Théodore s'esclaffa une nouvelle fois et une floppée de jus de citrouille s'étala sur le visage de Zabini. « Je te jure que si tu recommences, je te fais manger tes pommes de terre », menaça-t-il.

« Ça tombe bien, je meurs de faim », fit Nott en relevant sa frimousse, faisant mine d'ouvrir la bouche en grand.

« T'es qu'un con », grogna le Serpentard, les yeux ombrageux.

« Et toi un bougre d'imbécile. »

« Même chose ! »

« Parfait, on a compris », s'exclama Pansy le visage toujours aussi rouge de sauce tomate. « Vous êtes des poissons pas frais. »

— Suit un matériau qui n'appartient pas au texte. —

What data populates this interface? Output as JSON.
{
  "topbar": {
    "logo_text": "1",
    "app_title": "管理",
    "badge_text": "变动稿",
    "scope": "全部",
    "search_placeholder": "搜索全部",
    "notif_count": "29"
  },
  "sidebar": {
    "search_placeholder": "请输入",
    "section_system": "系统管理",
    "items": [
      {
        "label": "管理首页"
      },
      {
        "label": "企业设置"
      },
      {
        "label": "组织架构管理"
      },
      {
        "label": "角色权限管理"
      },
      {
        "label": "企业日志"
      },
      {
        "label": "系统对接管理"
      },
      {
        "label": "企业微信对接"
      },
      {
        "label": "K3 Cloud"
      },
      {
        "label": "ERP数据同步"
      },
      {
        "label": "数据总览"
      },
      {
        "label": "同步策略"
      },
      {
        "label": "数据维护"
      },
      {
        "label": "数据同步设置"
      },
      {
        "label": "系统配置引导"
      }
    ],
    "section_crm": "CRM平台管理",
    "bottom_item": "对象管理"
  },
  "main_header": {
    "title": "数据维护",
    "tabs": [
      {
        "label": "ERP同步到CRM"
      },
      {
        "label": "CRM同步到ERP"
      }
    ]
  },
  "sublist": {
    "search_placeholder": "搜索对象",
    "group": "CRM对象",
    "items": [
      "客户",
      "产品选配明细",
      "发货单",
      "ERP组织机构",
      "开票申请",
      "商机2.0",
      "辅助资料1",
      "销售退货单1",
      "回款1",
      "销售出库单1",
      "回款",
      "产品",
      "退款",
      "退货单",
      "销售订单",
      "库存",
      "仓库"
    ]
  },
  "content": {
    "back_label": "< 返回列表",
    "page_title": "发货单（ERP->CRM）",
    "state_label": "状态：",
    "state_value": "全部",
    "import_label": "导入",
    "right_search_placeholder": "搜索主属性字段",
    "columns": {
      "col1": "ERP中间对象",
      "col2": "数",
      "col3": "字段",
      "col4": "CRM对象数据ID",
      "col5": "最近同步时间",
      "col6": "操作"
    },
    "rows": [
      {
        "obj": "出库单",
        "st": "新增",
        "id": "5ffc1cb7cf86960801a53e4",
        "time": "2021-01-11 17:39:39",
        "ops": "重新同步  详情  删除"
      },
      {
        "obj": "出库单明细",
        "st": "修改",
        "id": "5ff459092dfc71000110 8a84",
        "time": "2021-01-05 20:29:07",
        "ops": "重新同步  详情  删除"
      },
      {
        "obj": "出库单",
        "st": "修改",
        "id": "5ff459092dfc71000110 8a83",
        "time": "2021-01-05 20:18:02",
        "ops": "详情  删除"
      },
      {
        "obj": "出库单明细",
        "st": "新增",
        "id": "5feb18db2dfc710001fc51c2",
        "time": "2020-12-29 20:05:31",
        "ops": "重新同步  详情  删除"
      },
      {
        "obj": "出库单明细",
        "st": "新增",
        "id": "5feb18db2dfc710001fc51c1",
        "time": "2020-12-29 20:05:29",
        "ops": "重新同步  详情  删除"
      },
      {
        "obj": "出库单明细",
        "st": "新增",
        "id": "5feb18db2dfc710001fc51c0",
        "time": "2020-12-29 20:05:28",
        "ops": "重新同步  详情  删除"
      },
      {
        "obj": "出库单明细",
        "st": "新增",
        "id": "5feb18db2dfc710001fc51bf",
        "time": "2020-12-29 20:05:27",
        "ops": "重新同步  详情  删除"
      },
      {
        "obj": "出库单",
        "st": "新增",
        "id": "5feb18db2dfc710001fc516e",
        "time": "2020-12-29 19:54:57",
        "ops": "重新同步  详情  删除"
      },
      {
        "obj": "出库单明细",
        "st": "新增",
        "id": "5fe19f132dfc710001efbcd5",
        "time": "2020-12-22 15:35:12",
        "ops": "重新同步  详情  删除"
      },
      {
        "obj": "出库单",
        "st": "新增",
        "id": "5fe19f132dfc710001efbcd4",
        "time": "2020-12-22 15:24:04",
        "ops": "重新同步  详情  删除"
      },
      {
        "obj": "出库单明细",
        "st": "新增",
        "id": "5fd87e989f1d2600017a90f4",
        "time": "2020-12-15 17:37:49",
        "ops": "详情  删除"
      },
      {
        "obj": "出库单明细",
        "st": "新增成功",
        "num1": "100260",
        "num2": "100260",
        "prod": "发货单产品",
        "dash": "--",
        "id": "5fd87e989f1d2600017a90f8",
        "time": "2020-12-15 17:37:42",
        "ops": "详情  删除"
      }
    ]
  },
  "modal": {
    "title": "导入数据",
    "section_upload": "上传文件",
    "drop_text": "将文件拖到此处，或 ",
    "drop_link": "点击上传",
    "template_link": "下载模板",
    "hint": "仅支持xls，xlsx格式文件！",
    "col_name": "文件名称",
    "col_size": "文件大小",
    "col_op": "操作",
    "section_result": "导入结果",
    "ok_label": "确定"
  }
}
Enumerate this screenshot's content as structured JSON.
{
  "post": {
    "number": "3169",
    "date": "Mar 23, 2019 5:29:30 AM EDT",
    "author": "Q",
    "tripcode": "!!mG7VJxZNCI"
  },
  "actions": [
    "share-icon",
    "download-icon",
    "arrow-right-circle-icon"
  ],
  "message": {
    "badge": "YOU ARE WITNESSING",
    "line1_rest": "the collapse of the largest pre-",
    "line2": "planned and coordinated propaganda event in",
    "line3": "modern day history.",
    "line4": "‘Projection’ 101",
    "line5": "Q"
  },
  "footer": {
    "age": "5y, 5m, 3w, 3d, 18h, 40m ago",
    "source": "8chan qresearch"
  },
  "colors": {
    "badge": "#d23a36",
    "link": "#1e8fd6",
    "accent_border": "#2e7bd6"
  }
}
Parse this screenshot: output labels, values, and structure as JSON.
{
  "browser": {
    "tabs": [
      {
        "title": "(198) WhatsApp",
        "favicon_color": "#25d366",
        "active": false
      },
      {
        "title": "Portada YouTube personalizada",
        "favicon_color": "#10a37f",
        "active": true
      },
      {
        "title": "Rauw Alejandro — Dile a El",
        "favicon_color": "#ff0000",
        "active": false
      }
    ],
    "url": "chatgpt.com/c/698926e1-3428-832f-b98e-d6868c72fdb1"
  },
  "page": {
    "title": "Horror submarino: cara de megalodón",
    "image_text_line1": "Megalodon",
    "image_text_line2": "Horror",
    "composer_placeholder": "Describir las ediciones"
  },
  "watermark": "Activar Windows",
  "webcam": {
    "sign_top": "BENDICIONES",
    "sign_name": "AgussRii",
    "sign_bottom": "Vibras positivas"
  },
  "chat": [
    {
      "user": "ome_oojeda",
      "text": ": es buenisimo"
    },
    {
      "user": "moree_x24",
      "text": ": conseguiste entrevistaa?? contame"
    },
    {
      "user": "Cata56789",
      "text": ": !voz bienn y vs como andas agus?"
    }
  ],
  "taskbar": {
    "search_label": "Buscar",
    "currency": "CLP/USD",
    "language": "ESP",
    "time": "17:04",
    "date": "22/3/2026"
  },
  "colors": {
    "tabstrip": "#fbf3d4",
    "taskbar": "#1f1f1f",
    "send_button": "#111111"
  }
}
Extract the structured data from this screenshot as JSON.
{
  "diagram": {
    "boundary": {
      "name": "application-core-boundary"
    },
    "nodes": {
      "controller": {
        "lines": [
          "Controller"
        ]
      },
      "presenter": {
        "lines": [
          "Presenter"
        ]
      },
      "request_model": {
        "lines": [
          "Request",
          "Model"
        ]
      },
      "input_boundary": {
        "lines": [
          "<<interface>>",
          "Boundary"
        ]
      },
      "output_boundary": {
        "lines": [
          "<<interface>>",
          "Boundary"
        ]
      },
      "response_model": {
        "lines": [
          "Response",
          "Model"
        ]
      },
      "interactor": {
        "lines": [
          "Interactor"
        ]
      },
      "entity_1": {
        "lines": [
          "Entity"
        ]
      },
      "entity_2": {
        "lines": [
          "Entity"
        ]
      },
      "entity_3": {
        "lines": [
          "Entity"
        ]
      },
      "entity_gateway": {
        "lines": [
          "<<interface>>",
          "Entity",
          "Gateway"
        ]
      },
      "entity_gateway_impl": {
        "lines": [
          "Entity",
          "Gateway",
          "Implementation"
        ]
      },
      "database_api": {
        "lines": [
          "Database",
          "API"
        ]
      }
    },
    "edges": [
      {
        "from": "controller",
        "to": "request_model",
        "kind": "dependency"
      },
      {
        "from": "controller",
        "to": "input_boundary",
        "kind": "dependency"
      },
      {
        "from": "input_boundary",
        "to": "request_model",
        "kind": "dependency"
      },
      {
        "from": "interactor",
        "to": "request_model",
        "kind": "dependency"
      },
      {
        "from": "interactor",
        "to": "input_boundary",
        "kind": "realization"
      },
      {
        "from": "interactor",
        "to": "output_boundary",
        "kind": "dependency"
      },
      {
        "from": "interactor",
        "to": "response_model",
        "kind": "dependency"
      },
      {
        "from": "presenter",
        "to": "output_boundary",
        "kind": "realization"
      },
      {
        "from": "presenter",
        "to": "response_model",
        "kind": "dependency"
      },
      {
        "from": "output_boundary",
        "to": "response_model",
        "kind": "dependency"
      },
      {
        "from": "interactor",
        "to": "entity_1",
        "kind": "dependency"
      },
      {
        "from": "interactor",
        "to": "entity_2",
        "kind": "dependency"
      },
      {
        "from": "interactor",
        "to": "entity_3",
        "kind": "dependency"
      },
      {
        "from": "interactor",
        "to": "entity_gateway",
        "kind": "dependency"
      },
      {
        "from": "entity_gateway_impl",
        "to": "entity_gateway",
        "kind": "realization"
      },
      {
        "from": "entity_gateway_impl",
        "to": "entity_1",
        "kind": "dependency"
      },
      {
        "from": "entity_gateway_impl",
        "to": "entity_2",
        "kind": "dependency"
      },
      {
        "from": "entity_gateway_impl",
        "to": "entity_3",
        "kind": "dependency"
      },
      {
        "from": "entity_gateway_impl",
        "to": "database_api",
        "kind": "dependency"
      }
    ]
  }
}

La jeune femme se retourna vers Malfoy, qui luttait de tout son être pour ne pas rire. La scène était comique : ses deux imbéciles d'amis qui se prenaient une millionième fois la poire et Pansy, le visage dégoulinant de son précédent repas. La joie, pensa-t-il.

« Fais juste cracher le morceau putain de Malfoy de mes deux ! Sinon je vais... »

« Sinon quoi ? » susurra le grand blond, soudain railleur. « Tu vas écraser ton visage resplendissant de coulis que tu détestes sur ma chemise ? »

Pansy brillait de colère et soufflant avec brusquerie, prit le premier tissu qui se trouvait sur la table pour effacer la sauce tomate de son visage. Elle entendit vaguement une exclamation et un élève de première année se plaindre que c'était son mouchoir préféré, offert par sa mère, avant de foudroyer le grand Serpentard des yeux.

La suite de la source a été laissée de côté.